We are very happy to share the solo exhibition and workshop of Sarhua Boards by the artist Venuca Evanán at Enhorabuena, Madrid. This is the artist’s first solo exhibition in Europe.
I
Rebeca Carrión Cachot was a disciple of Julio C. Tello, the first indigenous archaeologist in America. She was a university professor and director of the Museum of Anthropology and Archaeology of Peru, which her mentor founded in 1924.
The rise of Peruvian Anthropology was not without the values of its time, such that representations related to rituals and sexuality were destroyed and/or fragmented. The so-called “aberrant huacos” met this fate due to the fear of creating a degrading and animalistic view of early Peruvians. Apparently, Rebeca Carrión Cachot, among other anthropologists, in their desire to preserve indigenous dignity, destroyed part of their legacy.
II
The native peoples of the Andes, who survived the eradication of idolatries and the replacement of their beliefs and customs during the colonial period, have kept their culture alive by making the foreign their own. They created a stronghold where they safeguard their customs along with the foreign ones, in a process that continues to this day. An example of this is the current clothing of Andean populations, which retains similarities to the typical costumes of the towns of Castile. What we call “autochthonous” has different intensities and facets, sometimes uniting us and at other times separating us, reconciling us or offending us.
III
The Sarhua boards, a pictorial tradition from this region in the southern highlands of Peru, may also have their origin in the colonial period. Their original purpose was to serve as a reminder of the celebrations surrounding the communal construction of a house. This gift was placed on the roof of the new building as part of the ritual called “Tabla Apaykuy.”
During the 1980s and 1990s, due to the violence experienced in Peru, highland populations moved to coastal cities, following a migration that had begun in the 1970s. It was in this new environment that the Sarhua boards began to depict the life, celebrations, and rituals of the land they had left behind.
IV
Venuca Evanán is the daughter of settlers who migrated to Lima in the 1950s. She was born and lives in a space where Andean and coastal norms begin to clash and grow more complex. In her work, which continues the tradition of Sarhua boards, aspects of life, particularly of the feminine world, appear, which were invisible in traditional representations. This places her in an ambiguous space of belonging, both as an artist and as a Sarhuina.
V
In the Andean world, animals, plants, and stones are beings with different powers, and their relationship with humans must be understood from this perspective. That is why sexual representations with animals, for example, should not be read as faithful copies of reality, but rather as encounters with these powers that move through these materials.

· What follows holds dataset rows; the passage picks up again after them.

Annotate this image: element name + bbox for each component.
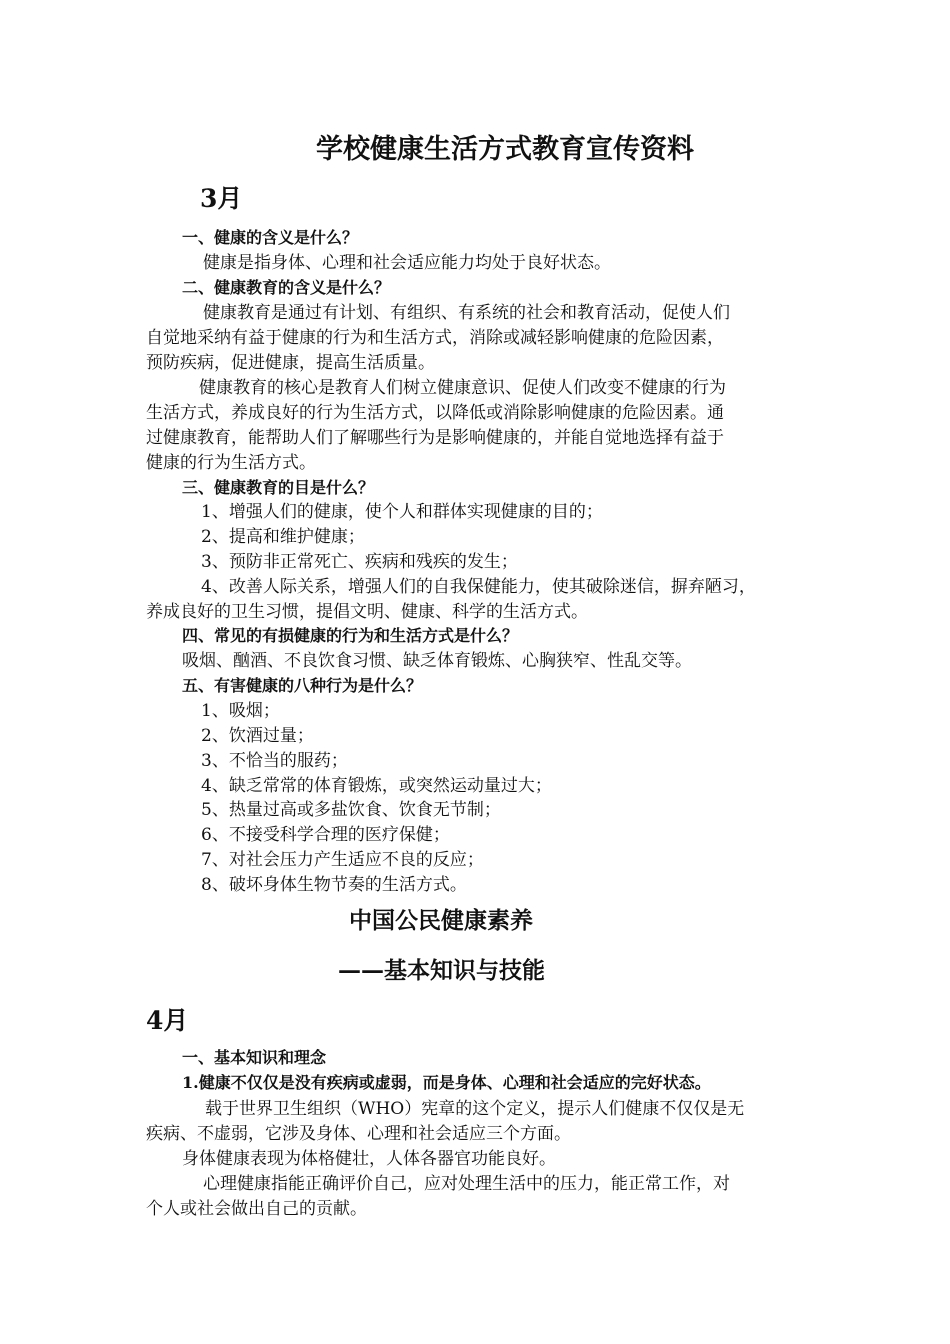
paragraph-line: 生活方式，养成良好的行为生活方式，以降低或消除影响健康的危险因素。通 xyxy=(146,403,724,423)
list-item: 7、对社会压力产生适应不良的反应； xyxy=(201,850,484,870)
section-title: 中国公民健康素养 xyxy=(349,907,533,934)
question-heading-1: 一、健康的含义是什么？ xyxy=(182,228,359,247)
paragraph-line: 个人或社会做出自己的贡献。 xyxy=(146,1199,367,1219)
paragraph-line: 健康教育的核心是教育人们树立健康意识、促使人们改变不健康的行为 xyxy=(199,378,726,398)
section-heading: 一、基本知识和理念 xyxy=(182,1048,327,1067)
list-item: 3、不恰当的服药； xyxy=(201,751,348,771)
list-item: 1、增强人们的健康，使个人和群体实现健康的目的； xyxy=(201,502,603,522)
question-heading-5: 五、有害健康的八种行为是什么？ xyxy=(182,676,423,695)
list-item: 6、不接受科学合理的医疗保健； xyxy=(201,825,450,845)
paragraph-line: 心理健康指能正确评价自己，应对处理生活中的压力，能正常工作，对 xyxy=(203,1174,730,1194)
document-title: 学校健康生活方式教育宣传资料 xyxy=(316,134,694,165)
paragraph-line: 过健康教育，能帮助人们了解哪些行为是影响健康的，并能自觉地选择有益于 xyxy=(146,428,724,448)
month-label-march: 3月 xyxy=(200,184,243,213)
month-label-april: 4月 xyxy=(146,1006,189,1035)
question-heading-2: 二、健康教育的含义是什么？ xyxy=(182,278,391,297)
list-item: 5、热量过高或多盐饮食、饮食无节制； xyxy=(201,800,501,820)
section-subtitle: ——基本知识与技能 xyxy=(338,957,545,984)
paragraph-line: 疾病、不虚弱，它涉及身体、心理和社会适应三个方面。 xyxy=(146,1124,571,1144)
paragraph-line: 预防疾病，促进健康，提高生活质量。 xyxy=(146,353,435,373)
paragraph-line: 健康教育是通过有计划、有组织、有系统的社会和教育活动，促使人们 xyxy=(203,303,730,323)
list-item: 8、破坏身体生物节奏的生活方式。 xyxy=(201,875,467,895)
list-item: 3、预防非正常死亡、疾病和残疾的发生； xyxy=(201,552,518,572)
list-item: 4、改善人际关系，增强人们的自我保健能力，使其破除迷信，摒弃陋习， xyxy=(201,577,756,597)
paragraph-line: 健康的行为生活方式。 xyxy=(146,453,316,473)
question-heading-4: 四、常见的有损健康的行为和生活方式是什么？ xyxy=(182,626,519,645)
list-item: 2、饮酒过量； xyxy=(201,726,314,746)
paragraph-line: 自觉地采纳有益于健康的行为和生活方式，消除或减轻影响健康的危险因素， xyxy=(146,328,724,348)
list-item: 4、缺乏常常的体育锻炼，或突然运动量过大； xyxy=(201,776,552,796)
paragraph-line: 身体健康表现为体格健壮，人体各器官功能良好。 xyxy=(182,1149,556,1169)
paragraph-line: 载于世界卫生组织（WHO）宪章的这个定义，提示人们健康不仅仅是无 xyxy=(205,1099,745,1119)
list-item: 2、提高和维护健康； xyxy=(201,527,365,547)
question-heading-3: 三、健康教育的目是什么？ xyxy=(182,478,375,497)
list-item: 1、吸烟； xyxy=(201,701,280,721)
answer-text-1: 健康是指身体、心理和社会适应能力均处于良好状态。 xyxy=(203,253,611,273)
answer-text-4: 吸烟、酗酒、不良饮食习惯、缺乏体育锻炼、心胸狭窄、性乱交等。 xyxy=(182,651,692,671)
key-point-heading: 1.健康不仅仅是没有疾病或虚弱，而是身体、心理和社会适应的完好状态。 xyxy=(182,1073,711,1092)
list-item-continuation: 养成良好的卫生习惯，提倡文明、健康、科学的生活方式。 xyxy=(146,602,588,622)
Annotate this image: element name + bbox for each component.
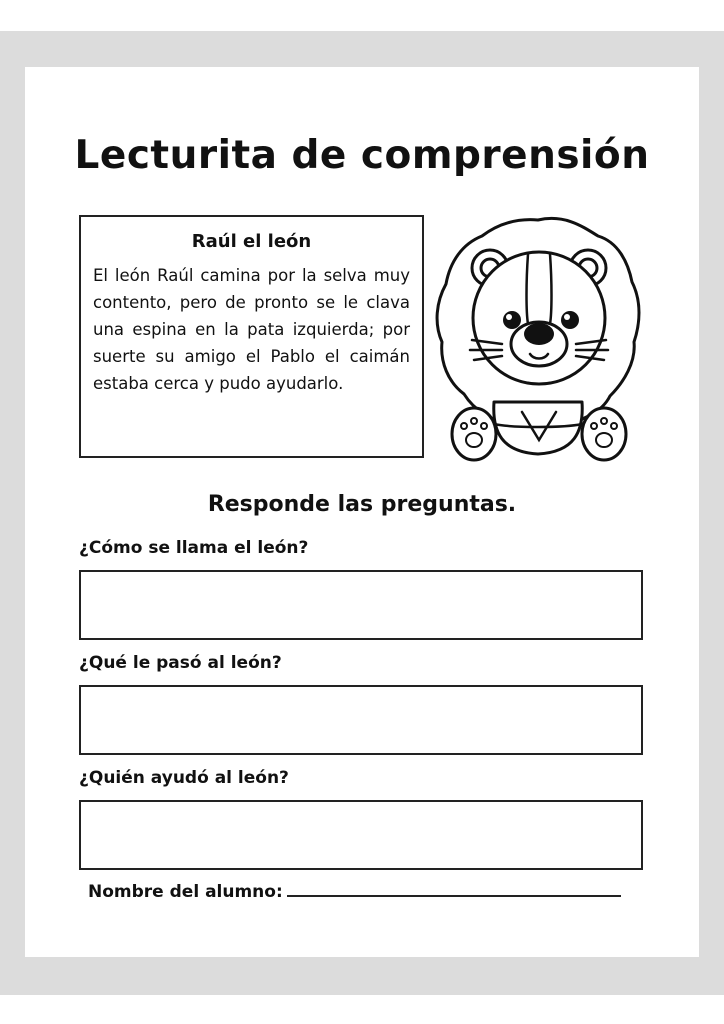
story-title: Raúl el león	[191, 231, 312, 252]
question-1: ¿Cómo se llama el león?	[79, 538, 309, 558]
question-2: ¿Qué le pasó al león?	[79, 653, 282, 673]
lion-right-eye	[561, 311, 579, 329]
story-box	[79, 215, 424, 458]
answer-box-2[interactable]	[79, 685, 643, 755]
lion-left-eye	[503, 311, 521, 329]
instructions-heading: Responde las preguntas.	[207, 492, 517, 517]
lion-illustration	[432, 212, 644, 462]
lion-nose	[524, 323, 554, 345]
story-text: El león Raúl camina por la selva muy contento, pero de pronto se le clava una espina en la pata izquierda; por suerte su amigo el Pablo el caimán estaba cerca y pudo ayudarlo.	[93, 266, 410, 393]
student-name-label: Nombre del alumno:	[88, 882, 283, 902]
question-3: ¿Quién ayudó al león?	[79, 768, 289, 788]
student-name-field	[88, 881, 621, 902]
answer-box-1[interactable]	[79, 570, 643, 640]
student-name-line[interactable]	[287, 881, 621, 897]
worksheet-title: Lecturita de comprensión	[74, 133, 650, 178]
answer-box-3[interactable]	[79, 800, 643, 870]
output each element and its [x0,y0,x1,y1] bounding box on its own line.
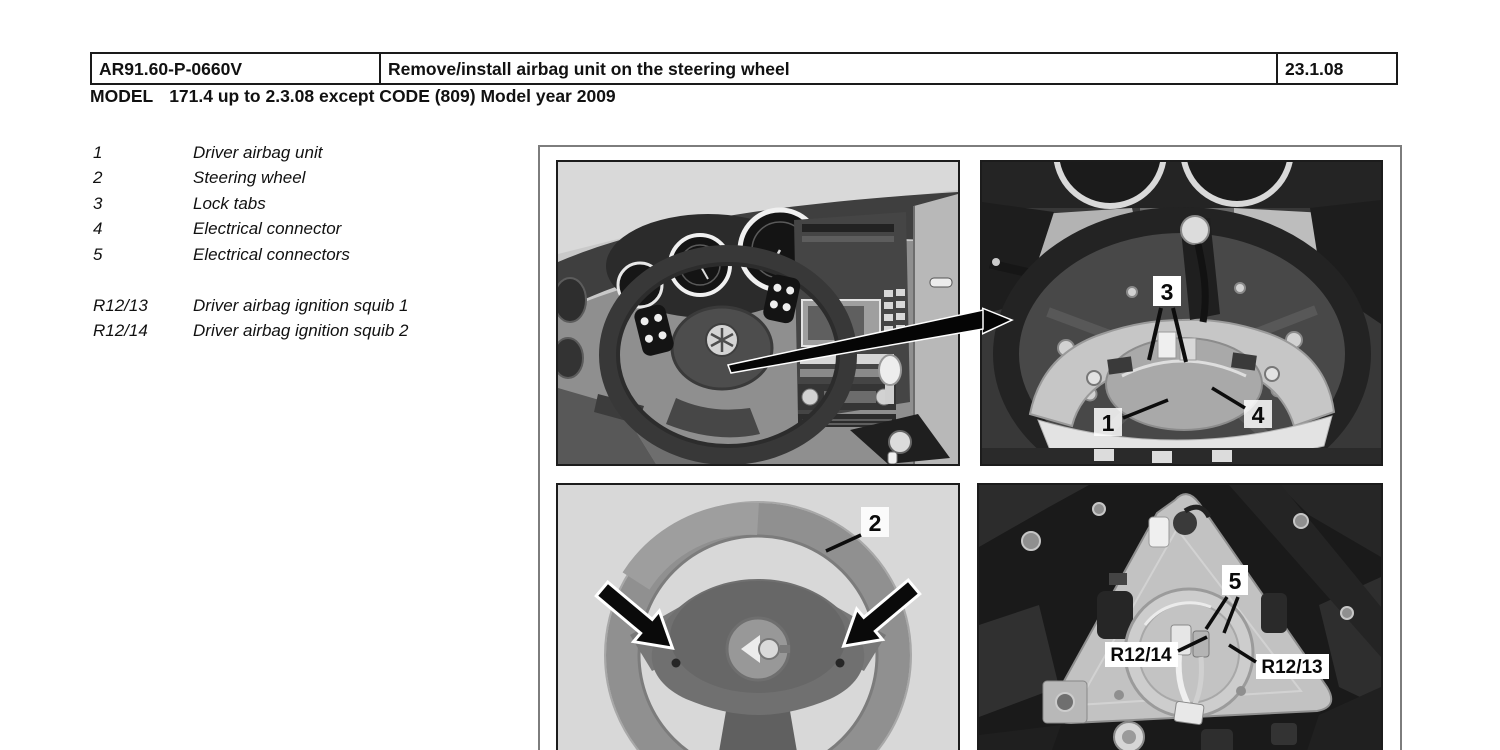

The female body is also a territory through which these powers can and must pass, so its representation on the boards is not only a possibility but also a place for denunciation when these bodies are desecrated, plundered, or made invisible, when decisions are made about their rest or fertility.
VI
In Venuca Evanán’s work, life, desire, reality, myth, and denunciation inhabit the same surface, dressed in the same colors. Her work is part of a tradition with which she also clashes, which she also questions and disobeys.
But which she also cares for and protects, and which, in turn, cares for and protects her.
Wearing traditional costumes and expressing herself through the Sarhua boards constitute activism in the face of a society that delegitimizes what is different and demands its subordination.
Putting her body on the line, not only in the protests she participates in, under the slogans she sings, but also as an individual citizen in the streets or inside an art gallery, is part of an activism that calmly and openly asserts her difference.